Thursday, November 22, 2012

Memory, Appropriation, and Gratitude

Listening to the Carolina Chocolate Drops, I've heard this band cover songs ranging from traditional Haitian  folks songs to Gaelic ballads.  They're primarily known as an African American Old Time string band, but their musical reach is far more expansive.  There are a few things happening with them that make me super excited.

Old Time musicians seem to always be historians.  I love that they are so invested in lineage.  It reminds me of yoga-- you can identify various practitioners by their teachers & trace everyone back to the same source.  Two of the Chocolate Drops identify Joe Thompson as a primary teacher, educating not just on traditional songs and styles of performance, but on each song's lineage and history.  Through oral telling and scholarship, the banjo relates its long voyage from Africa to the Americas.

Another piece that sets me alight-- the music they play encompasses the whole of their heritage.  As Americans of mixed descent-- African, Irish, and Caribbean ancestry (though I'm sure that's not a complete list)-- the musical strains are a composite of their background.  The last time I heard such a complete telling of lineage was studying abroad in Cuba.  I went to a ballet folklorico performance in Havana.  The performers danced ballet, acknowledging Western European influence, Flamenco nodding to Spanish heritage, West African dance forms, traditional Indigenous movement, and culminating in exploratory modern pieces.  It was so lovely to encounter such an embracing remembrance.

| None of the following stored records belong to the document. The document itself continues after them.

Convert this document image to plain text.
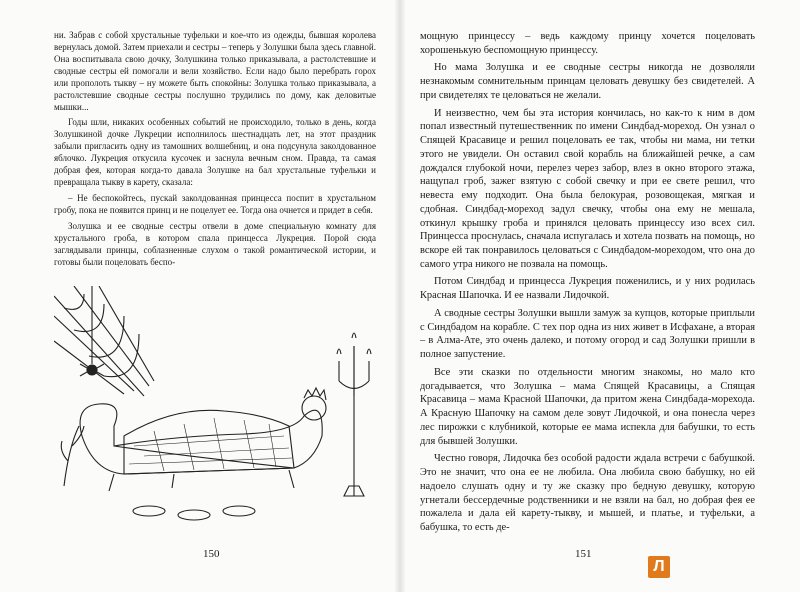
ни. Забрав с собой хрустальные туфельки и кое-что из одежды, бывшая королева вернулась домой. Затем приехали и сестры – теперь у Золушки была здесь главной. Она воспитывала свою дочку, Золушкина только приказывала, а растолстевшие и сводные сестры ей помогали и вели хозяйство. Если надо было перебрать горох или прополоть тыкву – ну можете быть спокойны: Золушка только приказывала, а растолстевшие сводные сестры послушно трудились по дому, как деловитые мышки...

Годы шли, никаких особенных событий не происходило, только в день, когда Золушкиной дочке Лукреции исполнилось шестнадцать лет, на этот праздник забыли пригласить одну из тамошних волшебниц, и она подсунула заколдованное яблочко. Лукреция откусила кусочек и заснула вечным сном. Правда, та самая добрая фея, которая когда-то давала Золушке на бал хрустальные туфельки и превращала тыкву в карету, сказала:

– Не беспокойтесь, пускай заколдованная принцесса поспит в хрустальном гробу, пока не появится принц и не поцелует ее. Тогда она очнется и придет в себя.

Золушка и ее сводные сестры отвели в доме специальную комнату для хрустального гроба, в котором спала принцесса Лукреция. Порой сюда заглядывали принцы, соблазненные слухом о такой романтической истории, и готовы были поцеловать беспо-

мощную принцессу – ведь каждому принцу хочется поцеловать хорошенькую беспомощную принцессу.

Но мама Золушка и ее сводные сестры никогда не дозволяли незнакомым сомнительным принцам целовать девушку без свидетелей. А при свидетелях те целоваться не желали.

И неизвестно, чем бы эта история кончилась, но как-то к ним в дом попал известный путешественник по имени Синдбад-мореход. Он узнал о Спящей Красавице и решил поцеловать ее так, чтобы ни мама, ни тетки этого не увидели. Он оставил свой корабль на ближайшей речке, а сам дождался глубокой ночи, перелез через забор, влез в окно второго этажа, нащупал гроб, зажег взятую с собой свечку и при ее свете решил, что невеста ему подходит. Она была белокурая, розовощекая, мягкая и сдобная. Синдбад-мореход задул свечку, чтобы она ему не мешала, откинул крышку гроба и принялся целовать принцессу изо всех сил. Принцесса проснулась, сначала испугалась и хотела позвать на помощь, но вскоре ей так понравилось целоваться с Синдбадом-мореходом, что она до самого утра никого не позвала на помощь.

Потом Синдбад и принцесса Лукреция поженились, и у них родилась Красная Шапочка. И ее назвали Лидочкой.

А сводные сестры Золушки вышли замуж за купцов, которые приплыли с Синдбадом на корабле. С тех пор одна из них живет в Исфахане, а вторая – в Алма-Ате, это очень далеко, и потому огород и сад Золушки пришли в полное запустение.

Все эти сказки по отдельности многим знакомы, но мало кто догадывается, что Золушка – мама Спящей Красавицы, а Спящая Красавица – мама Красной Шапочки, да притом жена Синдбада-морехода. А Красную Шапочку на самом деле зовут Лидочкой, и она понесла через лес пирожки с клубникой, которые ее мама испекла для бабушки, то есть для бывшей Золушки.

Честно говоря, Лидочка без особой радости ждала встречи с бабушкой. Это не значит, что она ее не любила. Она любила свою бабушку, но ей надоело слушать одну и ту же сказку про бедную девушку, которую угнетали бессердечные родственники и не взяли на бал, но добрая фея ее пожалела и дала ей карету-тыкву, и мышей, и платье, и туфельки, а бабушка, то есть де-

150	151
Л
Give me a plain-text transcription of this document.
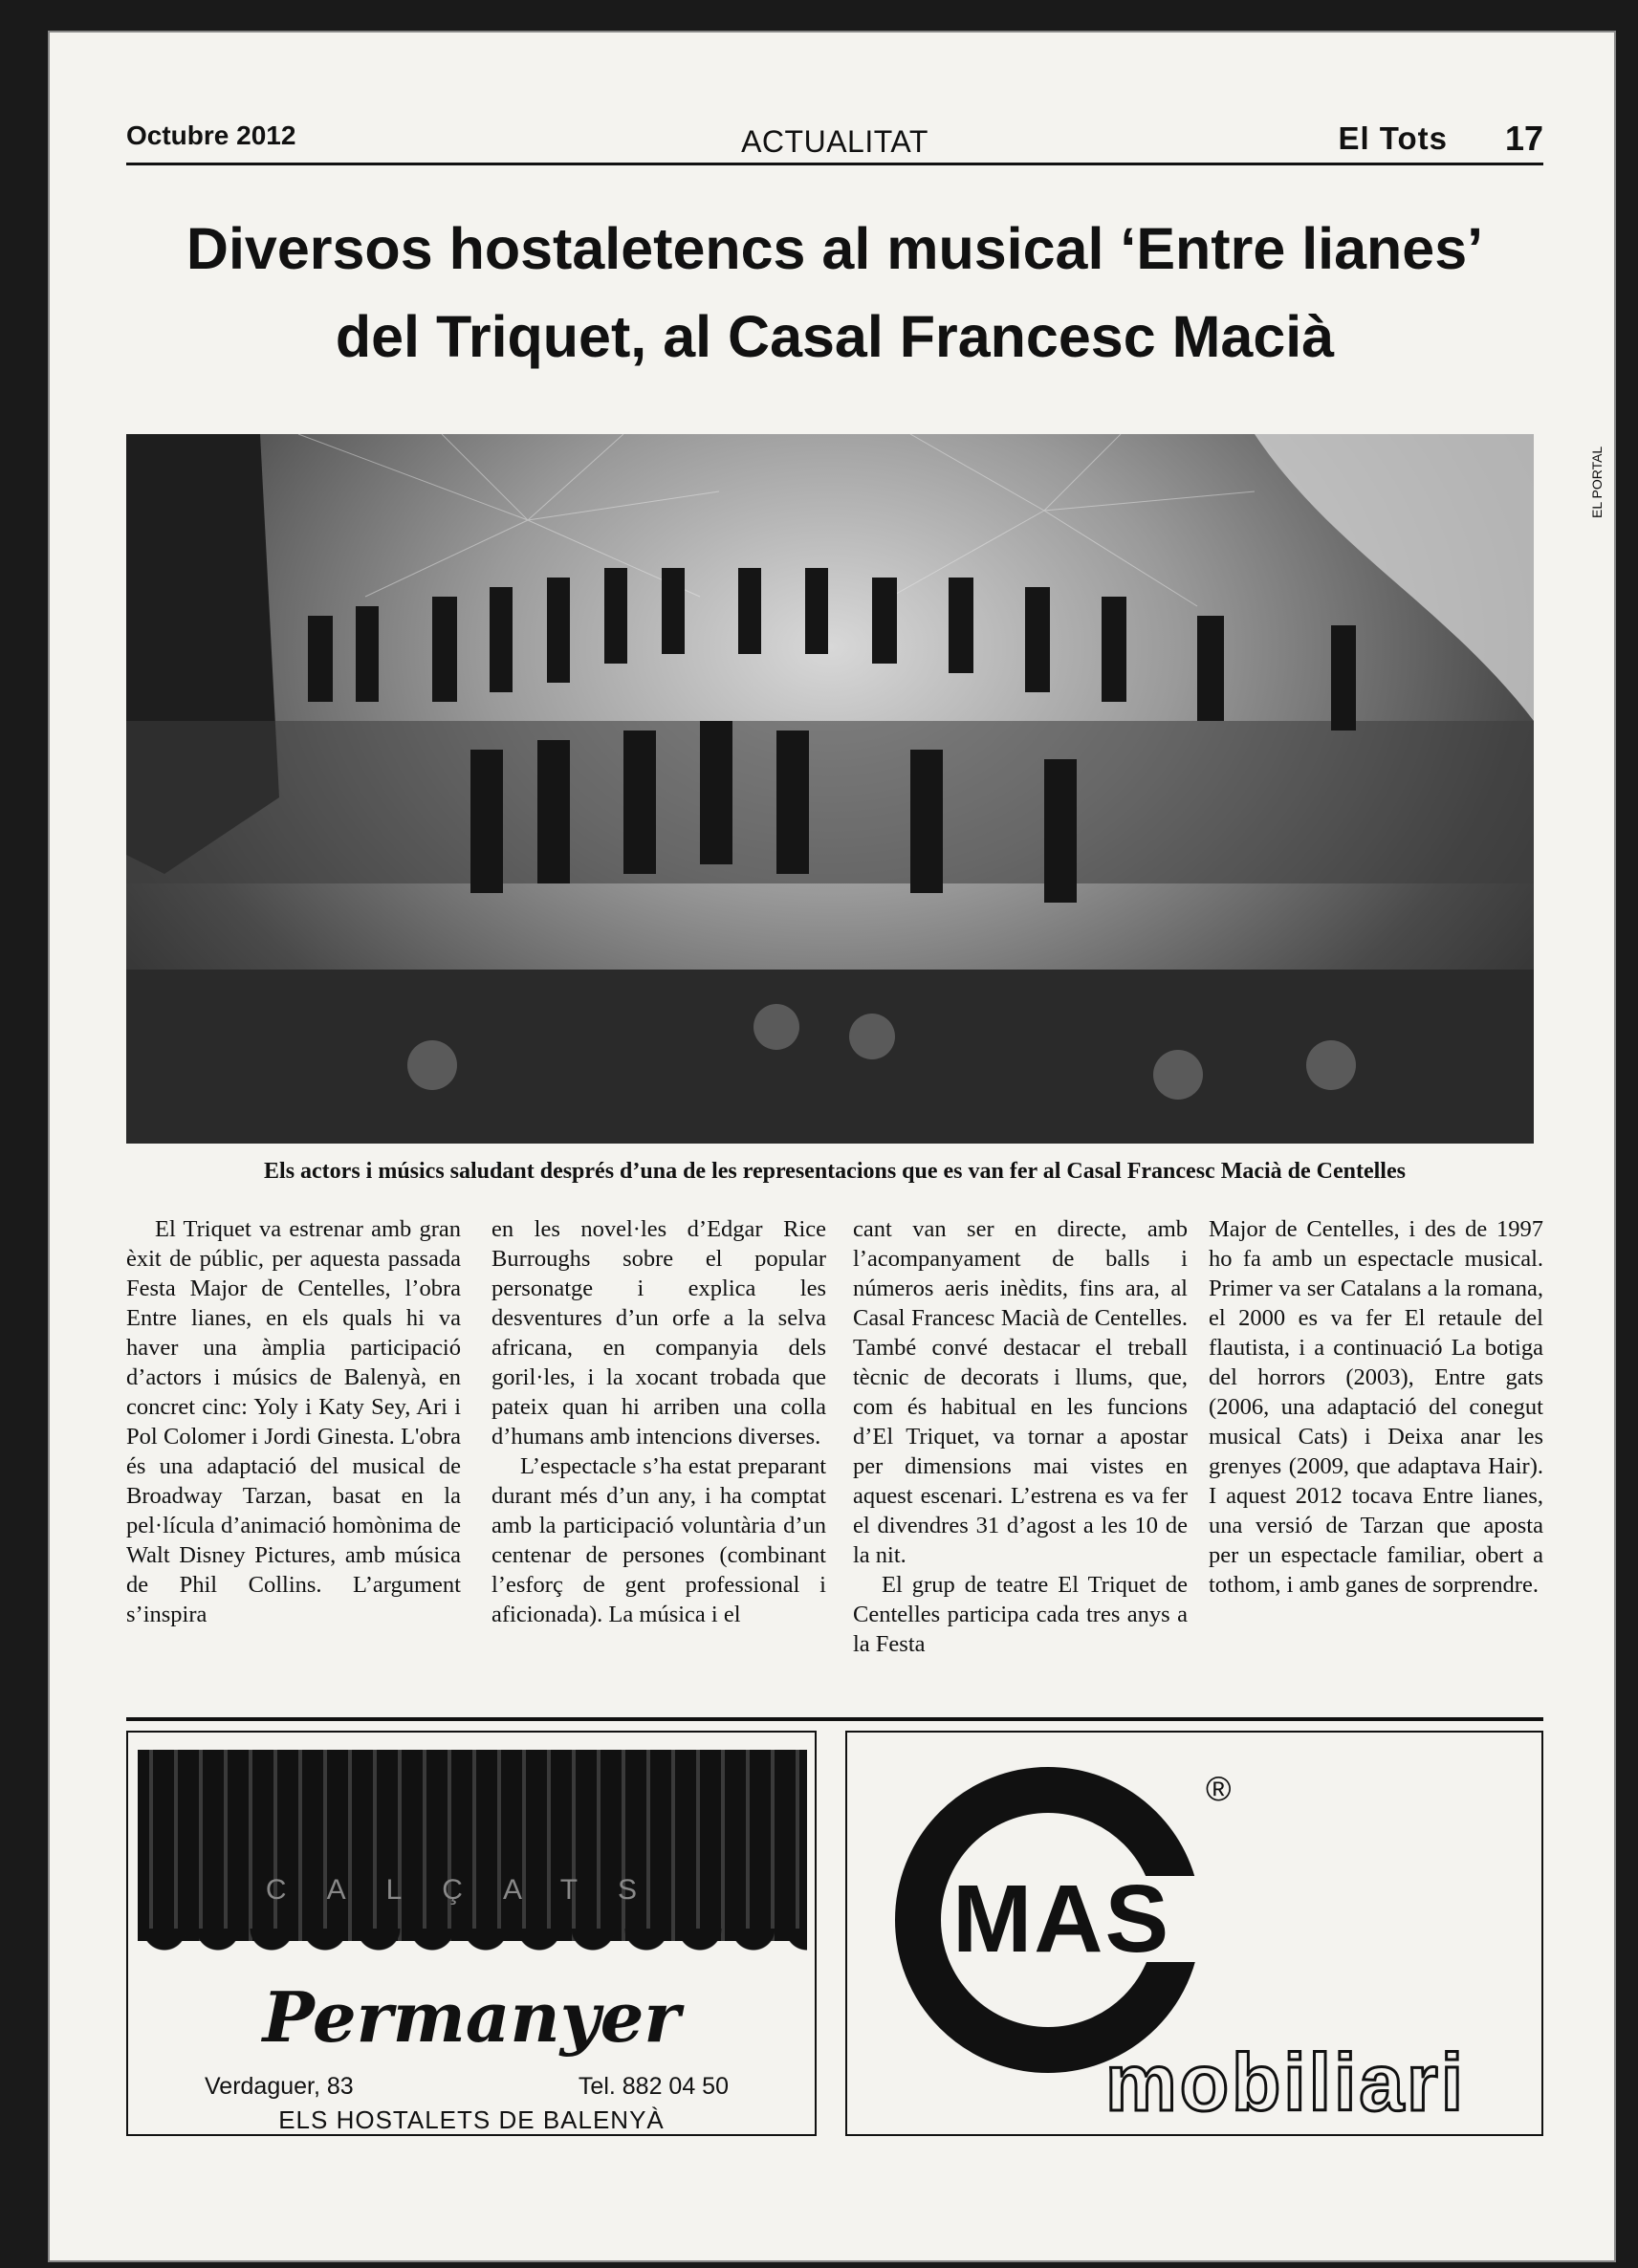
Octubre 2012	ACTUALITAT	El Tots 17
Diversos hostaletencs al musical ‘Entre lianes’
del Triquet, al Casal Francesc Macià
EL PORTAL
Els actors i músics saludant després d’una de les representacions que es van fer al Casal Francesc Macià de Centelles

El Triquet va estrenar amb gran èxit de públic, per aquesta passada Festa Major de Centelles, l’obra Entre lianes, en els quals hi va haver una àmplia participació d’actors i músics de Balenyà, en concret cinc: Yoly i Katy Sey, Ari i Pol Colomer i Jordi Ginesta. L'obra és una adaptació del musical de Broadway Tarzan, basat en la pel·lícula d’animació homònima de Walt Disney Pictures, amb música de Phil Collins. L’argument s’inspira

en les novel·les d’Edgar Rice Burroughs sobre el popular personatge i explica les desventures d’un orfe a la selva africana, en companyia dels goril·les, i la xocant trobada que pateix quan hi arriben una colla d’humans amb intencions diverses.

L’espectacle s’ha estat preparant durant més d’un any, i ha comptat amb la participació voluntària d’un centenar de persones (combinant l’esforç de gent professional i aficionada). La música i el

cant van ser en directe, amb l’acompanyament de balls i números aeris inèdits, fins ara, al Casal Francesc Macià de Centelles. També convé destacar el treball tècnic de decorats i llums, que, com és habitual en les funcions d’El Triquet, va tornar a apostar per dimensions mai vistes en aquest escenari. L’estrena es va fer el divendres 31 d’agost a les 10 de la nit.

El grup de teatre El Triquet de Centelles participa cada tres anys a la Festa

Major de Centelles, i des de 1997 ho fa amb un espectacle musical. Primer va ser Catalans a la romana, el 2000 es va fer El retaule del flautista, i a continuació La botiga del horrors (2003), Entre gats (2006, una adaptació del conegut musical Cats) i Deixa anar les grenyes (2009, que adaptava Hair). I aquest 2012 tocava Entre lianes, una versió de Tarzan que aposta per un espectacle familiar, obert a tothom, i amb ganes de sorprendre.

CALÇATS
Permanyer
Verdaguer, 83	Tel. 882 04 50
ELS HOSTALETS DE BALENYÀ
MAS
®
mobiliari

There has been a lot of controversy over white musicians appropriating Black music.  Elvis Presley garnered attention for taking Blues songs and bringing them to white audiences, often without acknowledgment of the source.  White hip hop artists are often asked for accountability in working within a traditionally Black musical realm.  The issue is often one of recognition for the musical trajectory as well as disproportionate access.  In the United States, white people have access to most neighborhoods, physical spaces, as well as artistic mediums.  There is still institutional racism, meaning people of color often do not share that same movement between physical and cultural spheres.  For white people to also adopt traditionally Black music can feel assuming, at the most innocent characterization.  (My friend Kieu used to term appropriators "culture vultures.")

These musicians, primarily identifying as African American, are playing a range of music encompassed within their own heritage.  Within that primary identifier as African American, they also play traditional Gaelic songs.  I can't think of another African American group or artist playing traditionally white-identified music.  The music is beautiful & the Carolina Chocolate Drops perform it masterfully.  It's so beautiful to hear the resonance of these performers sharing music that is a part of their heritage alongside strains from their other forebearers as far south as Haiti.  The music feels powerful and grounded because it's offered with historical knowledge, musical expertise, & creative feeling.

The Carolina Chocolate Drops know and study the history of the music they share.  They share minstrel music and offer what it meant to various communities and how it allowed Black artists to perform when they were otherwise excluded from public art.

As much as their music moves me, it also excites me to understand how we can respectfully honor and exult cultural tradition.  I think the key piece is they acknowledge lineage.  They acknowledge history.  They tell the stories of who could perform what music at what time.  What type of personal cost some of these musicians suffered.  The Carolina Chocolate Drops offer music in full context, with full story, and then add the flavor and swagger of today's experience.  The end result isn't a melting pot where identities are blurred or lost.  Rather, a full-bodied acknowledgment and passionate reply to generations and regions of sound.

Their music is helping me acknowledge Thanksgiving.  I often struggle with this holiday.  I love sharing gratitude and a meal with family.  I love tradition-- when it binds together.  However, I have a hard time embracing a tradition that white-washes the historical encounter between Indigenous and European colonizers.  The romantic story of sharing obscures the larger historical reality of a genocide of Indigenous people in the Americas.  The music of the Carolina Chocolate Drops reminds me to both acknowledge history, to recognize the experience of Indigenous people today, and to hold onto the gratitude and community of a Thanksgiving gathering.  Rather than allowing the nostalgia of the day wipe away historical memory, let that knowledge mingle with the positive pieces of building family, connection, & awareness.